Le jugement qui a été rendu dans le dossier des tribus Cowichan de la Colombie-Britannique l’été dernier aura des impacts majeurs dans tout le Canada : pour la première fois, un titre ancestral autochtone a été reconnu prioritaire sur des propriétés privées déjà titrées et habitées, déclarant invalides certaines concessions de la Couronne, datant du XIXe siècle.
La décision de la Cour suprême de la Colombie-Britannique de reconnaître les droits ancestraux des tribus Cowichan sur des territoires comprenant des propriétés privées avec des maisons habitées à Richmond correspond à l’ouverture d’une véritable boîte de Pandore.
En reconnaissant les droits ancestraux sur les terres publiques, la Cour a déterminé que certaines concessions de titres de la Couronne fédérale et de la municipalité de Richmond sont invalides, ce qui crée nécessairement de l’incertitude à la fois pour les investisseurs et les résidents.

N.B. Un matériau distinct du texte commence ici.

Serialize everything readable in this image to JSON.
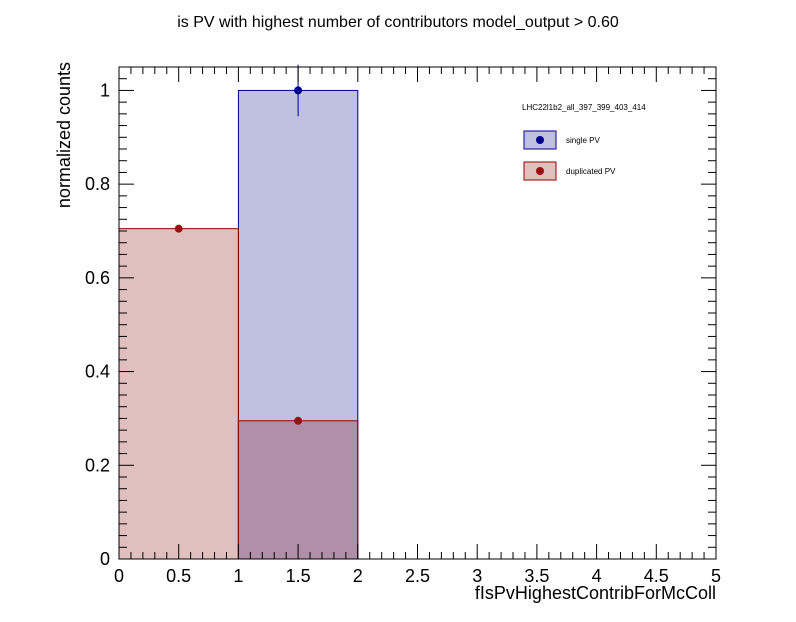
{
  "chart_data": {
    "type": "bar",
    "title": "is PV with highest number of contributors  model_output > 0.60",
    "xlabel": "fIsPvHighestContribForMcColl",
    "ylabel": "normalized counts",
    "xlim": [
      0,
      5
    ],
    "ylim": [
      0,
      1.05
    ],
    "x_ticks": [
      0,
      0.5,
      1,
      1.5,
      2,
      2.5,
      3,
      3.5,
      4,
      4.5,
      5
    ],
    "x_tick_labels": [
      "0",
      "0.5",
      "1",
      "1.5",
      "2",
      "2.5",
      "3",
      "3.5",
      "4",
      "4.5",
      "5"
    ],
    "y_ticks": [
      0,
      0.2,
      0.4,
      0.6,
      0.8,
      1
    ],
    "y_tick_labels": [
      "0",
      "0.2",
      "0.4",
      "0.6",
      "0.8",
      "1"
    ],
    "legend_header": "LHC22l1b2_all_397_399_403_414",
    "legend_placement": "top-right",
    "grid": false,
    "series": [
      {
        "name": "single PV",
        "fill_color": "#bfc0e2",
        "line_color": "#00008c",
        "marker_color": "#00008c",
        "bins": [
          {
            "low": 0,
            "high": 1,
            "value": 0,
            "error": 0
          },
          {
            "low": 1,
            "high": 2,
            "value": 1.0,
            "error": 0.055
          }
        ]
      },
      {
        "name": "duplicated PV",
        "fill_color": "#e0bfbf",
        "line_color": "#8c0000",
        "marker_color": "#9a1010",
        "bins": [
          {
            "low": 0,
            "high": 1,
            "value": 0.705,
            "error": 0.005
          },
          {
            "low": 1,
            "high": 2,
            "value": 0.295,
            "error": 0.004
          }
        ]
      }
    ],
    "overlap_fill_color": "#af8fa9"
  }
}
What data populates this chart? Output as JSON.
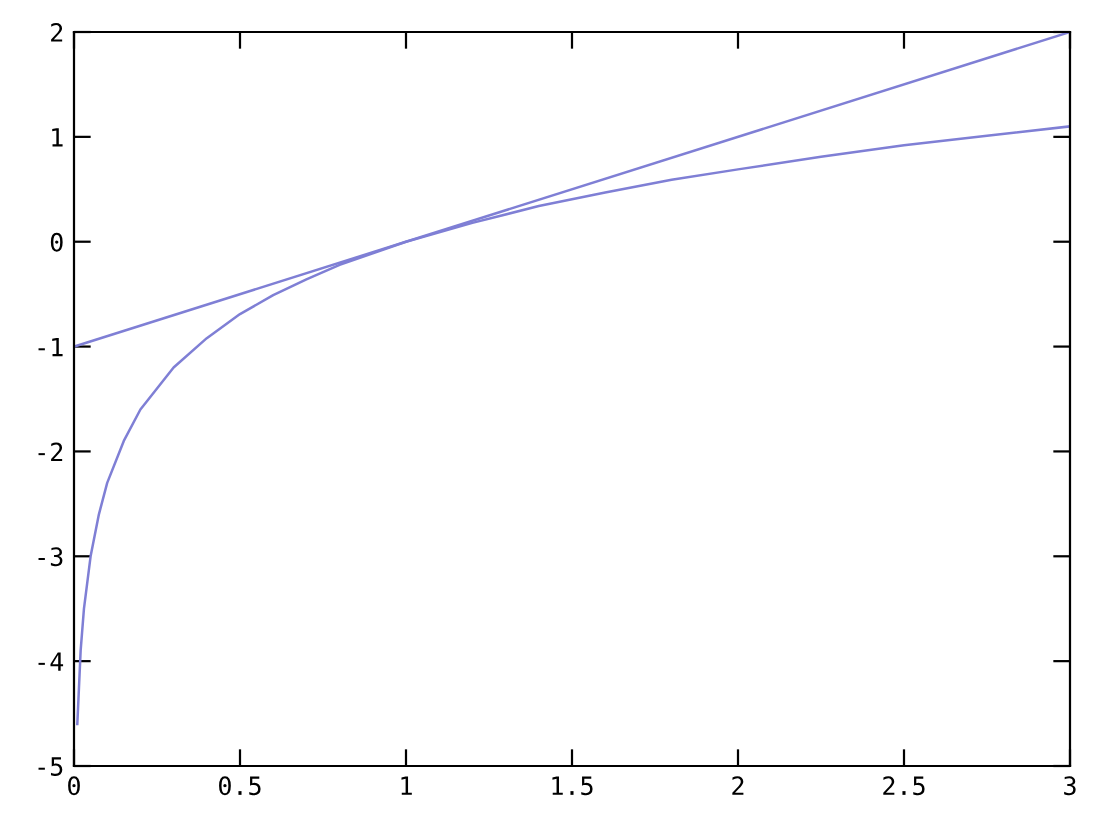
{
  "chart_data": {
    "type": "line",
    "xlim": [
      0,
      3
    ],
    "ylim": [
      -5,
      2
    ],
    "xticks": [
      0,
      0.5,
      1,
      1.5,
      2,
      2.5,
      3
    ],
    "yticks": [
      -5,
      -4,
      -3,
      -2,
      -1,
      0,
      1,
      2
    ],
    "grid": false,
    "legend": false,
    "marker": "none",
    "line_style": "solid",
    "series": [
      {
        "color": "#7f7fd5",
        "x": [
          0.01,
          0.02,
          0.03,
          0.05,
          0.075,
          0.1,
          0.15,
          0.2,
          0.3,
          0.4,
          0.5,
          0.6,
          0.7,
          0.8,
          0.9,
          1,
          1.2,
          1.4,
          1.6,
          1.8,
          2,
          2.25,
          2.5,
          2.75,
          3
        ],
        "values": [
          -4.6,
          -3.9,
          -3.5,
          -3.0,
          -2.6,
          -2.3,
          -1.9,
          -1.6,
          -1.2,
          -0.92,
          -0.69,
          -0.51,
          -0.36,
          -0.22,
          -0.11,
          0,
          0.18,
          0.34,
          0.47,
          0.59,
          0.69,
          0.81,
          0.92,
          1.01,
          1.1
        ]
      },
      {
        "color": "#7f7fd5",
        "x": [
          0,
          3
        ],
        "values": [
          -1,
          2
        ]
      }
    ]
  }
}
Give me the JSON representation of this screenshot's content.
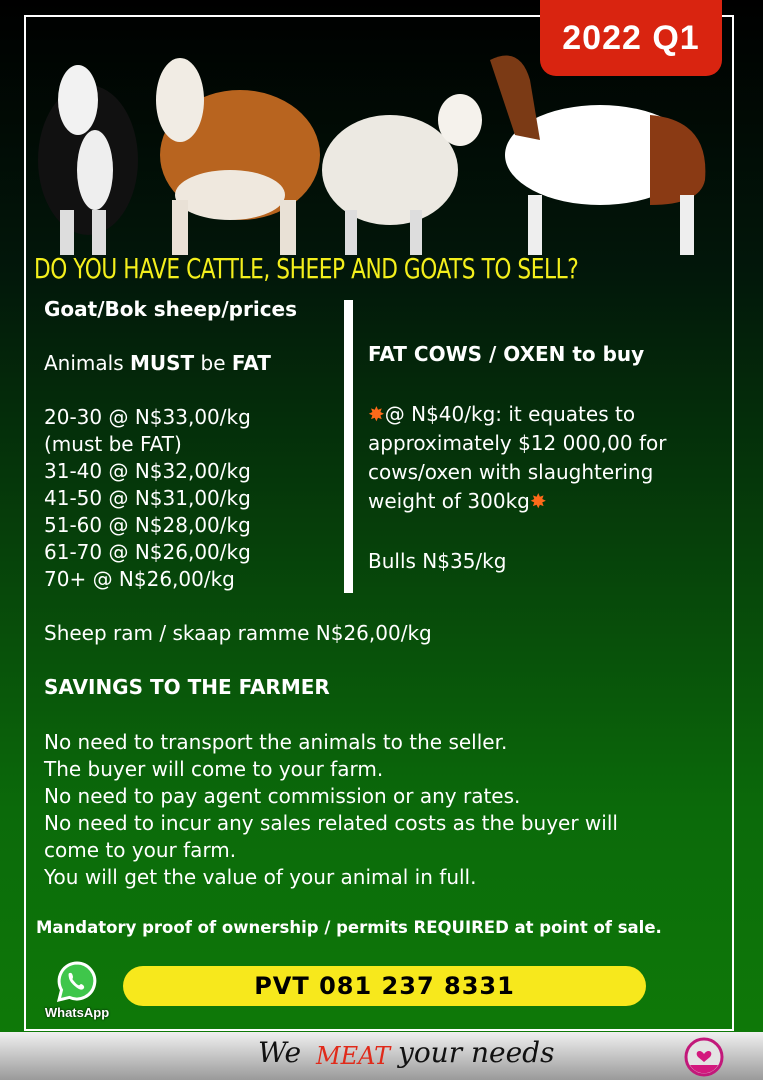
{
  "badge": "2022  Q1",
  "headline": "DO YOU HAVE CATTLE, SHEEP AND GOATS TO SELL?",
  "left": {
    "title": "Goat/Bok sheep/prices",
    "must_prefix": "Animals ",
    "must_word": "MUST",
    "must_mid": " be ",
    "must_fat": "FAT",
    "prices": [
      "20-30 @ N$33,00/kg",
      "(must be FAT)",
      "31-40 @ N$32,00/kg",
      "41-50 @ N$31,00/kg",
      "51-60 @ N$28,00/kg",
      "61-70 @ N$26,00/kg",
      "70+ @ N$26,00/kg"
    ]
  },
  "right": {
    "title": "FAT COWS / OXEN to buy",
    "lines": [
      "@ N$40/kg: it equates to",
      "approximately $12 000,00 for",
      "cows/oxen with slaughtering",
      "weight of 300kg"
    ],
    "bulls": "Bulls N$35/kg"
  },
  "sheep_ram": "Sheep ram / skaap ramme N$26,00/kg",
  "savings": {
    "title": "SAVINGS TO THE FARMER",
    "lines": [
      "No need to transport the animals to the seller.",
      "The buyer will come to your farm.",
      "No need to pay agent commission or any rates.",
      "No need to incur any sales related costs as the buyer will",
      "come to your farm.",
      "You will get the value of your animal in full."
    ]
  },
  "notice": "Mandatory proof of ownership / permits REQUIRED at point of sale.",
  "whatsapp_label": "WhatsApp",
  "phone": "PVT 081 237 8331",
  "slogan": {
    "we": "We",
    "meat": "MEAT",
    "rest": "your needs"
  },
  "colors": {
    "badge": "#d92410",
    "headline": "#f4ef1c",
    "pill": "#f7e81c",
    "meat": "#e02a1a"
  }
}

Le jugement a été porté en appel par le gouvernement provincial de la Colombie-Britannique, ainsi que plusieurs autres parties prenantes de cette cause complexe, qui constitue le plus long procès de l’histoire canadienne, lequel s’est étalé sur 11 ans. Mais le mal est fait, les peuples autochtones viennent de trouver leur cheval de bataille pour les revendications territoriales à l’échelle du pays.
Selon un cabinet d’avocats de l’Alberta qui a analysé la cause, la Cour elle-même a admis qu’une « déclaration de titre autochtone peut engendrer une certaine incertitude pour les titulaires de titres de propriété absolue et avoir des conséquences sur leurs intérêts fonciers ».
Donc, les citoyens qui possèdent des maisons ou des bâtiments sur les terres revendiquées sont à risque de subir des complications significatives, par exemple pour la vente ou le renouvellement hypothécaire.
La Cour soutient qu’en cas de poursuite similaire, une approche au cas par cas devra être adoptée. Le jugement accorde des droits aux tribus Cowichan sur les terres submergées, soit la partie sud de la rivière Fraser, en plus de leur donner droit au territoire et aux ressources. Cela pourrait avoir un effet d’incertitude encore plus important concernant les royautés sur l’extraction minière.
Et la meilleure façon de ne pas attirer les investisseurs pour faire rouler l’économie, c’est justement de créer un climat d’incertitude. Le Canada est un très grand pays riche en ressources naturelles, mais il ne les exploite pas suffisamment pour des raisons idéologiques. Or, ce jugement vient enfoncer le clou dans le cercueil.
Ailleurs au Canada
Dernièrement, la première nation Kitigan Zibi Anishinabeg a entamé des poursuites pour faire valoir ses droits ancestraux sur un vaste pan du territoire de l’Outaouais, notamment dans le parc de la Gatineau. Dans un article paru dans Le Droit, les avocats des autochtones affirment qu’ils réclament cinq-milliards à Hydro-Québec, à l’État du Québec et à la Commission de la Capitale-Nationale.
Avec le jugement catastrophique en provenance de la Colombie-Britannique, ils ont maintenant les coudées franches pour le faire. En fait, il ne serait pas surprenant dans les prochaines années de voir ce type de causes littéralement exploser au Canada.
Même son de cloche au Nouveau-Brunswick, où la nation Wolastoqey poursuit les gouvernements du Canada et du Nouveau-Brunswick, mais aussi Énergie Nouveau-Brunswick et plusieurs compagnies forestières, depuis 2021. En somme, ils réclament la reconnaissance de leurs droits ancestraux sur un territoire dont la superficie représente près de la moitié de la province, allant du bassin versant du fleuve Saint-Jean, au nord-ouest, jusqu’à la baie de Fundy, au sud. Même si les propriétés privées ne sont pas directement visées, c’est majeur.
Avec le jugement en provenance de la Colombie-Britannique, leurs chances de succès ont augmenté très concrètement.
Pas plus tard que cette semaine, un article paru sur le site de la CBC mentionnait que la communauté micmaque de Listiguj, située à la frontière avec le Nouveau-Brunswick en Gaspésie, a fait comparaître un avocat devant la Cour du banc du roi à Miramichi, pour réclamer des droits sur le nord du Nouveau-Brunswick et sur la rivière Restigouche. En fait, les Micmacs ont eux aussi de grandes prétentions territoriales sur le Nouveau-Brunswick et sur le Québec, comme la carte ci-dessous le montre.
La boîte de Pandore a été ouverte, ce qui va probablement coûter des dizaines de milliards de deniers publics après d’interminables procès, en plus de nuire à l’environnement économique, d’un océan à l’autre.